另一方面,Sobel 滤波器和 Prewitt 滤波器非常相似,并且用于相同的目的。一阶导数滤波器之间的重要区别是
这些属性可以通过人工测试图像来测量(例如著名的 Jähne 测试模式,位于 Bern Jähne 的“图像处理”)。不幸的是,我在那本书中没有找到任何关于普鲁伊特算子的内容,所以你必须自己做实验。
最后,这些属性之间总是需要权衡,其中哪个更重要取决于应用程序。
The laplace operator is a 2nd order derivative operator, the other two are 1st order derivative operators, so they're used in different situations. Sobel/Prewitt measure the slope while the Laplacian measures the change of the slope.
Examples:
If you have a signal with a constant slope (a gradient):
a 1st derivative filter (Sobel/Prewitt) will measure the slope, so the filter response is
The result of a lapace filter is 0 for this signal, because the slope is constant.
Example 2: If you have an edge signal:
The sobel filter result has one peak; the sign of the peak depends on the direction of the edge:
The laplace filter produces two peaks; the location of the edge corresponds with the zero crossing of the laplace filter result:
So if you want to know the direction of and edge, you'd use a 1st order derivative filter. Also, a Laplace filter is more sensitive to noise than Sobel or Prewitt.

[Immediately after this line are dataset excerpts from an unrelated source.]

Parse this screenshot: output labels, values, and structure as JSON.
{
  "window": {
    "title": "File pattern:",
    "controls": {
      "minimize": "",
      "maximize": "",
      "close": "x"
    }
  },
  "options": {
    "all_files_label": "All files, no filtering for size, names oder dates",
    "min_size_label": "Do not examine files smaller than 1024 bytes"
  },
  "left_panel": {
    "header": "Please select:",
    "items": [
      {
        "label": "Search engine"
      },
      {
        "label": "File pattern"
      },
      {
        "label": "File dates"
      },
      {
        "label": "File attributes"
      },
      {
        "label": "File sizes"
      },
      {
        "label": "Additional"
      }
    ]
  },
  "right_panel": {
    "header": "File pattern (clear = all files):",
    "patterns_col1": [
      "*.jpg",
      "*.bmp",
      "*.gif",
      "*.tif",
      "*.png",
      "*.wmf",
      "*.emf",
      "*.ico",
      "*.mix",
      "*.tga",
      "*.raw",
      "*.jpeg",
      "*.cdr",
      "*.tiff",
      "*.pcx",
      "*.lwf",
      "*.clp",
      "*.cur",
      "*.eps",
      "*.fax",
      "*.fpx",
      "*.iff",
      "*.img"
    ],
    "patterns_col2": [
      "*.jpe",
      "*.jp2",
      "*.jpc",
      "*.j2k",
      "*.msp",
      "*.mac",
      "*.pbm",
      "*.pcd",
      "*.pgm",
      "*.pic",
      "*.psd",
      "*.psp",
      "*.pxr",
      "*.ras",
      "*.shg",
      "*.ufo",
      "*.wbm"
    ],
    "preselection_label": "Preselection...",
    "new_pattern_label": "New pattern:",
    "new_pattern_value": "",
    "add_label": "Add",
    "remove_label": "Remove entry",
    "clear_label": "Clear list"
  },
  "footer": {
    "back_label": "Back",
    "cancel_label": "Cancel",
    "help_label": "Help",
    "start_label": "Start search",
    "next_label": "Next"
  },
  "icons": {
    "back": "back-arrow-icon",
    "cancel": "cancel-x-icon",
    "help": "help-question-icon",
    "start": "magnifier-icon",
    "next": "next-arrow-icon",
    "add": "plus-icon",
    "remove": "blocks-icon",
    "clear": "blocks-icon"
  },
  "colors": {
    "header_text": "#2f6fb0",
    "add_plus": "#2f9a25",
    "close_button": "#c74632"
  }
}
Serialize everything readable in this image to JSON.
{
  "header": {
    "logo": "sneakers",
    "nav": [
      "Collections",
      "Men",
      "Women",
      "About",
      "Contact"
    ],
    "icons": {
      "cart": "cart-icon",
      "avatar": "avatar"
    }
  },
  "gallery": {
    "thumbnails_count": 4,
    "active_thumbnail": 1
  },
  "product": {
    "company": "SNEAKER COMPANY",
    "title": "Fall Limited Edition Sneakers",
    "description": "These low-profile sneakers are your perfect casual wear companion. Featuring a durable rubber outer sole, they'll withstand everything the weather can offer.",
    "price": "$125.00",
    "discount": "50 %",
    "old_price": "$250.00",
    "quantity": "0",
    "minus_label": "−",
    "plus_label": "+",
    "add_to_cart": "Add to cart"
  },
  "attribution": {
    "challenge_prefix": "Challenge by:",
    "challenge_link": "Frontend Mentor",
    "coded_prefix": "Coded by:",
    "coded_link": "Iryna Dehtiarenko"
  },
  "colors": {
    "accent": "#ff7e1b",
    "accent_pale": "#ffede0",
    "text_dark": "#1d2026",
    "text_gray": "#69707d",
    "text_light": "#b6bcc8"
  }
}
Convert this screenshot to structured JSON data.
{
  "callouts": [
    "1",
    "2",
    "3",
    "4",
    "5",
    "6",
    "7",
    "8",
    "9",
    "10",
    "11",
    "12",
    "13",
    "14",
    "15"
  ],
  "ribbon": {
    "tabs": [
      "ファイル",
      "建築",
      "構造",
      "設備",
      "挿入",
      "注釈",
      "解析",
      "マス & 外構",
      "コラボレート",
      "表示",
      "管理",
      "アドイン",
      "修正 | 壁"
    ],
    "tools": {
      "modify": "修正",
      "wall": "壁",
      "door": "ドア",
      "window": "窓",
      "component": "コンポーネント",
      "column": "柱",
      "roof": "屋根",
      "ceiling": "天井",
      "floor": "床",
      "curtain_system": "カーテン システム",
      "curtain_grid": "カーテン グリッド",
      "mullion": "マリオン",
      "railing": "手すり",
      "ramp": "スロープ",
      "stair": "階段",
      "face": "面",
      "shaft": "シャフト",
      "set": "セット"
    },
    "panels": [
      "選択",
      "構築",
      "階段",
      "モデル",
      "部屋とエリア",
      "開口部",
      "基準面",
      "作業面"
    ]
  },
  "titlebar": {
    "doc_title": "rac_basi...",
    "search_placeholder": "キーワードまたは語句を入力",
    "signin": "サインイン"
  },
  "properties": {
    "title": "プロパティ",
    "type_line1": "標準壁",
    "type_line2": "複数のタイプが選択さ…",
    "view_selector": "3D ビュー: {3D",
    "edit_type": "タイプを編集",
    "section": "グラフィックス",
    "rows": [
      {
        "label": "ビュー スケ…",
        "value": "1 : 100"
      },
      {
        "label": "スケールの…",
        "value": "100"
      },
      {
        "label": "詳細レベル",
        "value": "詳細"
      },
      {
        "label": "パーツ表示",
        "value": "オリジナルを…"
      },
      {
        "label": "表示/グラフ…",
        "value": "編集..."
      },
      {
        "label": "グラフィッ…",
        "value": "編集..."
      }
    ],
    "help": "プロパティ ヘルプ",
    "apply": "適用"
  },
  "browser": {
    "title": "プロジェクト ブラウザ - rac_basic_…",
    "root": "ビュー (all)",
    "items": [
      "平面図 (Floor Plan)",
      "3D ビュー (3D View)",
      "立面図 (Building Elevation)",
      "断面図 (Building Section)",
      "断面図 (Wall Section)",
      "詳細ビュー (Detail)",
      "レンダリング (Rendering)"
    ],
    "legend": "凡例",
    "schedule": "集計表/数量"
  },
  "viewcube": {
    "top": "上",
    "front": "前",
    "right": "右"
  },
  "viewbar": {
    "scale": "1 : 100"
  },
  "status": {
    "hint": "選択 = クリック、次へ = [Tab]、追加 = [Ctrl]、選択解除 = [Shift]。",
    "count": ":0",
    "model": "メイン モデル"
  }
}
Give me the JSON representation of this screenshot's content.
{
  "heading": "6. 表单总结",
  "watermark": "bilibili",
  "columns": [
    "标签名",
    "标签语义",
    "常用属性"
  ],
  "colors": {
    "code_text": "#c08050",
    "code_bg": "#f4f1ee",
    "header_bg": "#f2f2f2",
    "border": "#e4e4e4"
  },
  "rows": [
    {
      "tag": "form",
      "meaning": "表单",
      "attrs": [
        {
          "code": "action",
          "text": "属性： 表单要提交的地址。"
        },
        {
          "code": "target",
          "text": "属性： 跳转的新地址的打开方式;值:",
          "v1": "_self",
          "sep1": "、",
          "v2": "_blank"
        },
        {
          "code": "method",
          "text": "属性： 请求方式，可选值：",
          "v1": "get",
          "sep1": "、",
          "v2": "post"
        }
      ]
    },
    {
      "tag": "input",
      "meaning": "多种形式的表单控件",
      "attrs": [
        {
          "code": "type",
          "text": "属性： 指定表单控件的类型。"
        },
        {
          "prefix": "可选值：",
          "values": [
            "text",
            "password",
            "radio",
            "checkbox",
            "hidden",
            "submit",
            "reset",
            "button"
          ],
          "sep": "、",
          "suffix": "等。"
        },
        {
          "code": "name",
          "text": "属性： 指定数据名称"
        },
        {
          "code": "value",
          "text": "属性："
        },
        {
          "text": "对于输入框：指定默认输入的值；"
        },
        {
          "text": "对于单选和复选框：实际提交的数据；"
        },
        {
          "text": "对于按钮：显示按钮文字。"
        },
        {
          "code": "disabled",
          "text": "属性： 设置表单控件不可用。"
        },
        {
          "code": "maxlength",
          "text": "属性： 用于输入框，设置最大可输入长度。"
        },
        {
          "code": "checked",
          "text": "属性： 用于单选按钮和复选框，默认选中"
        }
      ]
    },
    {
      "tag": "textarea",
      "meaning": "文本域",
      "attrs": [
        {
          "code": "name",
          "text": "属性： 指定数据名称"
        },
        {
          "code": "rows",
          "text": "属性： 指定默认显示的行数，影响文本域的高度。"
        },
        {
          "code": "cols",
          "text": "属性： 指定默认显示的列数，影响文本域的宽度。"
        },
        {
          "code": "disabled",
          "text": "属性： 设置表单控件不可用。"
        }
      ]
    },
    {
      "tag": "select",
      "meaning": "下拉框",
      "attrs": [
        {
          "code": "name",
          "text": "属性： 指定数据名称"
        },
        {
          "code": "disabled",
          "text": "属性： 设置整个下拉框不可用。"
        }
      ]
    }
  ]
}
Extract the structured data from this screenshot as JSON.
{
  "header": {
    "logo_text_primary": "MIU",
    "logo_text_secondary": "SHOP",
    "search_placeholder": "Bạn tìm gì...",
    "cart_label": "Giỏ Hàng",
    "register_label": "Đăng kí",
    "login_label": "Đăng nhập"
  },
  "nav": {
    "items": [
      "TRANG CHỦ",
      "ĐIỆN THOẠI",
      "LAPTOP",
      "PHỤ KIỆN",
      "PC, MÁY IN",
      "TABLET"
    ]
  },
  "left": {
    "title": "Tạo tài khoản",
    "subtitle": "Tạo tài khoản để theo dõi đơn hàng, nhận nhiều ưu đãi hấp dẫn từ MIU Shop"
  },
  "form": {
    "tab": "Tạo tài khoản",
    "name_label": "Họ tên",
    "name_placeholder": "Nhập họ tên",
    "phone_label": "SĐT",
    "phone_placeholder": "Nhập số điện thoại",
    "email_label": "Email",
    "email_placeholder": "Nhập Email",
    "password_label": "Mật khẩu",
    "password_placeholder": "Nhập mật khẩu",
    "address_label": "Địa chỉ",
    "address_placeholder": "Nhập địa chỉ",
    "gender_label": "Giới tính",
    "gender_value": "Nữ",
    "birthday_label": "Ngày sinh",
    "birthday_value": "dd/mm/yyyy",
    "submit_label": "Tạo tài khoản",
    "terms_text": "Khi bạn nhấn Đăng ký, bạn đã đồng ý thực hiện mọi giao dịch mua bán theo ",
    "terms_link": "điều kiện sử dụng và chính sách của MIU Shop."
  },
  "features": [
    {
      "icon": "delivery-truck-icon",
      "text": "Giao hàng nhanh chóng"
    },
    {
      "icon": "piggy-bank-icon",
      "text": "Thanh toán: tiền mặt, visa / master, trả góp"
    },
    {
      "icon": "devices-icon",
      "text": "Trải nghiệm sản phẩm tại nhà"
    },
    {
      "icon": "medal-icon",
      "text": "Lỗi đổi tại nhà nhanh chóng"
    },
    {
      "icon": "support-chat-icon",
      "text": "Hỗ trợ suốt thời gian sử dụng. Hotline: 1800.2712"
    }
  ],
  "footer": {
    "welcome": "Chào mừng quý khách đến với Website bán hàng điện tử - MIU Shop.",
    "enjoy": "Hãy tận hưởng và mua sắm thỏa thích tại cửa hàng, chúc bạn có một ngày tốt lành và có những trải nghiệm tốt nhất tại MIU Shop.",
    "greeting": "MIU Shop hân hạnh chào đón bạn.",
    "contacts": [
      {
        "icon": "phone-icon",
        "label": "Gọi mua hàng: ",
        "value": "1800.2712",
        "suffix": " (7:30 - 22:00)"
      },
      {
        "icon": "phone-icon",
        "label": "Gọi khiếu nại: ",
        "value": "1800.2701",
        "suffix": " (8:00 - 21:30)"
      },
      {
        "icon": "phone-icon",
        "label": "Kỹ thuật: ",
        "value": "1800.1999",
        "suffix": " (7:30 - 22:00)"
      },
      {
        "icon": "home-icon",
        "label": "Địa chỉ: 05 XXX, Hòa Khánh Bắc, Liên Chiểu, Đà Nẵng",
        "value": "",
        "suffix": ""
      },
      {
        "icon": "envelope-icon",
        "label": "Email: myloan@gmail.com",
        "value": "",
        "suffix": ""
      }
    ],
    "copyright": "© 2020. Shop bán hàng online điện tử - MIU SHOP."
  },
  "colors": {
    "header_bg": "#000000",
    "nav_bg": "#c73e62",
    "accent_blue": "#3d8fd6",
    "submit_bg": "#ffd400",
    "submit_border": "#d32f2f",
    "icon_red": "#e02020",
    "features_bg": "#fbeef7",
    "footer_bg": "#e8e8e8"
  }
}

Sobel and Prewitt filters on the other hand are quite similar and are used for the same purposes. Important differences between 1st order derivative filters are
These properties can be measured with artificial test images (like the famous Jähne test patterns, found in "Image Processing" by Bern Jähne). Unfortunately, I didn't find anything about the Prewitt operator in that book, so you'd have to do your own experiments.
In the end, there's always a trade-off between these properties, and which of them is more important depends on the application.